Les avenues étaient aussi larges que dans mes souvenirs, mais désormais encombrées de voitures et de camions, y compris des convois de camions militaires vert olive, dans lesquels j’apercevais les bureaux, les chaises, les machines à écrire et les meubles classeurs que je n’avais fait qu’imaginer depuis l’avion. L’Amérique partait en guerre. En triple exemplaire. Les trottoirs étaient bondés et, même si l’on y voyait encore pas mal d’uniformes, la majorité des piétons étaient vêtus de l’uniforme civil de l’époque – costumes et tailleurs noirs ou gris anthracite, les jupes portées par les femmes étant plus courtes que dans mon souvenir, les costumes, tant masculins que féminins, pourvus d’épaulettes bien visibles. Tous semblaient jeunes, en bonne santé et pressés de se rendre à quelque réunion de la plus haute importance. Les mallettes étaient omniprésentes ; même certaines femmes en portaient.

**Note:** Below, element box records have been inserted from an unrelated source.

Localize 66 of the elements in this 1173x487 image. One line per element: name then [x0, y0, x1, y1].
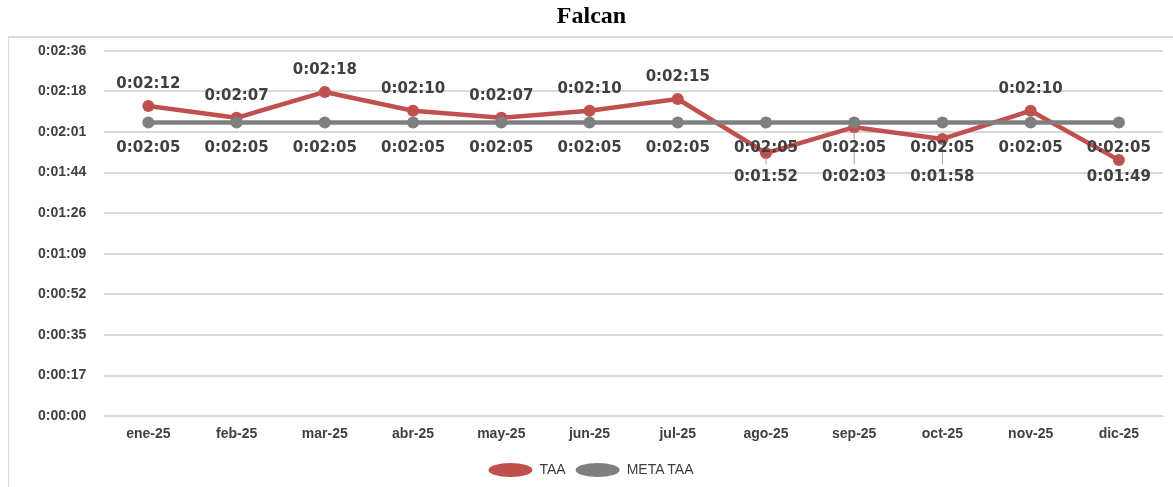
- point: [759, 116, 772, 129]
- data-label: 0:02:05: [998, 137, 1063, 156]
- data-label: 0:01:49: [1086, 166, 1151, 185]
- data-label: 0:02:05: [645, 137, 710, 156]
- data-label: 0:01:58: [910, 166, 975, 185]
- legend-label: META TAA: [626, 460, 695, 477]
- y-tick-label: 0:01:09: [37, 244, 87, 261]
- data-label: 0:02:05: [292, 137, 357, 156]
- x-tick-label: ene-25: [126, 425, 171, 442]
- data-label: 0:02:12: [116, 74, 181, 93]
- point: [936, 116, 949, 129]
- point: [142, 116, 155, 129]
- data-label: 0:02:07: [204, 86, 269, 105]
- data-label: 0:02:07: [469, 86, 534, 105]
- x-tick-label: nov-25: [1008, 425, 1054, 442]
- point: [495, 116, 508, 129]
- chart-title: Falcan: [556, 1, 627, 28]
- x-tick-label: may-25: [477, 425, 526, 442]
- data-label: 0:02:05: [380, 137, 446, 156]
- point: [671, 116, 684, 129]
- y-tick-label: 0:02:18: [37, 82, 87, 99]
- point: [1024, 104, 1037, 117]
- y-tick-label: 0:02:01: [37, 122, 87, 139]
- point: [1112, 154, 1125, 167]
- point: [671, 93, 684, 106]
- data-label: 0:01:52: [733, 166, 799, 185]
- point: [848, 116, 861, 129]
- x-tick-label: ago-25: [743, 425, 789, 442]
- data-label: 0:02:18: [292, 60, 357, 79]
- point: [142, 100, 155, 113]
- y-tick-label: 0:02:36: [37, 41, 87, 58]
- y-tick-label: 0:00:00: [37, 407, 87, 424]
- data-label: 0:02:05: [910, 137, 975, 156]
- point: [1112, 116, 1125, 129]
- point: [230, 116, 243, 129]
- data-label: 0:02:10: [998, 79, 1063, 98]
- y-tick-label: 0:01:26: [37, 204, 87, 221]
- x-tick-label: dic-25: [1098, 425, 1140, 442]
- point: [318, 116, 331, 129]
- x-tick-label: feb-25: [215, 425, 258, 442]
- x-tick-label: mar-25: [301, 425, 348, 442]
- data-label: 0:02:05: [116, 137, 181, 156]
- x-tick-label: jun-25: [567, 425, 611, 442]
- y-tick-label: 0:00:17: [37, 366, 87, 383]
- data-label: 0:02:03: [822, 166, 887, 185]
- y-tick-label: 0:01:44: [37, 163, 87, 180]
- x-tick-label: abr-25: [392, 425, 435, 442]
- point: [407, 104, 420, 117]
- y-tick-label: 0:00:35: [37, 325, 87, 342]
- x-tick-label: jul-25: [658, 425, 697, 442]
- data-label: 0:02:05: [557, 137, 622, 156]
- data-label: 0:02:05: [469, 137, 534, 156]
- data-label: 0:02:10: [557, 79, 622, 98]
- data-label: 0:02:05: [822, 137, 887, 156]
- data-label: 0:02:15: [645, 67, 710, 86]
- data-label: 0:02:05: [204, 137, 269, 156]
- point: [583, 104, 596, 117]
- x-tick-label: oct-25: [921, 425, 964, 442]
- point: [583, 116, 596, 129]
- point: [1024, 116, 1037, 129]
- legend-label: TAA: [539, 460, 567, 477]
- data-label: 0:02:10: [380, 79, 446, 98]
- point: [407, 116, 420, 129]
- y-tick-label: 0:00:52: [37, 285, 87, 302]
- x-tick-label: sep-25: [832, 425, 877, 442]
- point: [318, 85, 331, 98]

Les trolleys étaient toujours là, en dépit de l’importante circulation automobile, mais je remarquai que, pour une raison inconnue, ils me semblaient antiques. Il me fallut une minute pour me rendre compte que cette impression était fondée, que la ville avait dû récupérer des trolleys mis au rancart pour transporter ce surplus de population. Sous mes yeux, une relique du XIXe siècle passa en grinçant, carrossée de bois et pourvue d’une cabine à ses deux extrémités, avec une rangée de vitres courant le long de son toit et ses marchepieds envahis de passagers accrochés à des poignées en cuir et à des mains courantes en cuivre. La plupart d’entre eux étaient des Noirs.

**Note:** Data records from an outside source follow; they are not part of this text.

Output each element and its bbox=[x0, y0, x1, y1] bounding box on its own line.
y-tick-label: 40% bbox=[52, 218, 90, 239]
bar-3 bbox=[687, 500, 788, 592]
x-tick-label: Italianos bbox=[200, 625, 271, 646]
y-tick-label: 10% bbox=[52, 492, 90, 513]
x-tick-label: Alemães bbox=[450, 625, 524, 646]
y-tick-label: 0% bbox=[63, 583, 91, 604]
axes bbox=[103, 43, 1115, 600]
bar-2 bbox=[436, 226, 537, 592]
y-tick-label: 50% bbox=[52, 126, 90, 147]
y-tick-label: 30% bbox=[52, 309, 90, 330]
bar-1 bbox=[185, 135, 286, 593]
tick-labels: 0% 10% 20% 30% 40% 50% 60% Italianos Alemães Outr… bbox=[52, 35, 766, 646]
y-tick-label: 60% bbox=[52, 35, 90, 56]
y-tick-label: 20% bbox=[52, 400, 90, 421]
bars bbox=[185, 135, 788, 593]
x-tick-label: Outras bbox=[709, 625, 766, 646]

« Ouais, a fait Tom Dillon en suivant mon regard. Il y a encore plus de nègres en ville qu’avant la guerre. »

J’ai hoché la tête. Si l’un des passagers de ces trolleys nous avait examinés, il aurait pu conclure que nous étions des frères, voire de faux jumeaux. Tom était âgé de trente et un ans alors que je n’en avais que vingt-neuf, mais il avait une peau plus lisse et le nez encore parsemé de taches de rousseur. Contrairement au mien, d’ailleurs, son nez n’avait jamais été cassé. Nous étions tous deux vêtus du costume sombre exigé par Mr. Hoover, d’une chemise blanche – quoique, je dois bien l’admettre, celle de Tom fût plus nette que la mienne – et de chapeaux à bord souple quasiment identiques. Nous avions tous deux la nuque rasée cinq centimètres au-dessus du col, comme le spécifiait le règlement, et si un coup de vent avait emporté nos couvre-chefs, un observateur aurait remarqué que nos cheveux étaient soigneusement coiffés afin d’éviter « cette saleté de pointe sur le front » que Mr. Hoover détestait tant. Conformément aux usages du Bureau, chacun de nous avait dans la poche droite de son pantalon un mouchoir blanc afin de pouvoir s’essuyer avant de serrer une main, au cas où nous serions nerveux ou sortirions d’une séance de gymnastique. Mr. Hoover détestait toucher les « paumes moites » et tenait à ce que ses agents spéciaux ne soient pas frappés de ce stigmate. Tom et moi étions armés d’un revolver Police Positive de calibre .38 glissé dans un holster noir fixé à notre ceinture, légèrement décalé sur la droite afin de passer plus ou moins inaperçu sous le veston. Si Tom n’avait pas reçu une augmentation, nous gagnions tous les deux soixante-cinq dollars par semaine ; ce qui, en 1942, représentait un salaire confortable, quoique plutôt modique vu les diplômes que nous avions dû décrocher pour satisfaire aux critères de recrutement du Bureau. Nous étions tous les deux nés au Texas, dans une famille catholique, avions fréquenté des universités sudistes de second rang et poursuivi des études de droit.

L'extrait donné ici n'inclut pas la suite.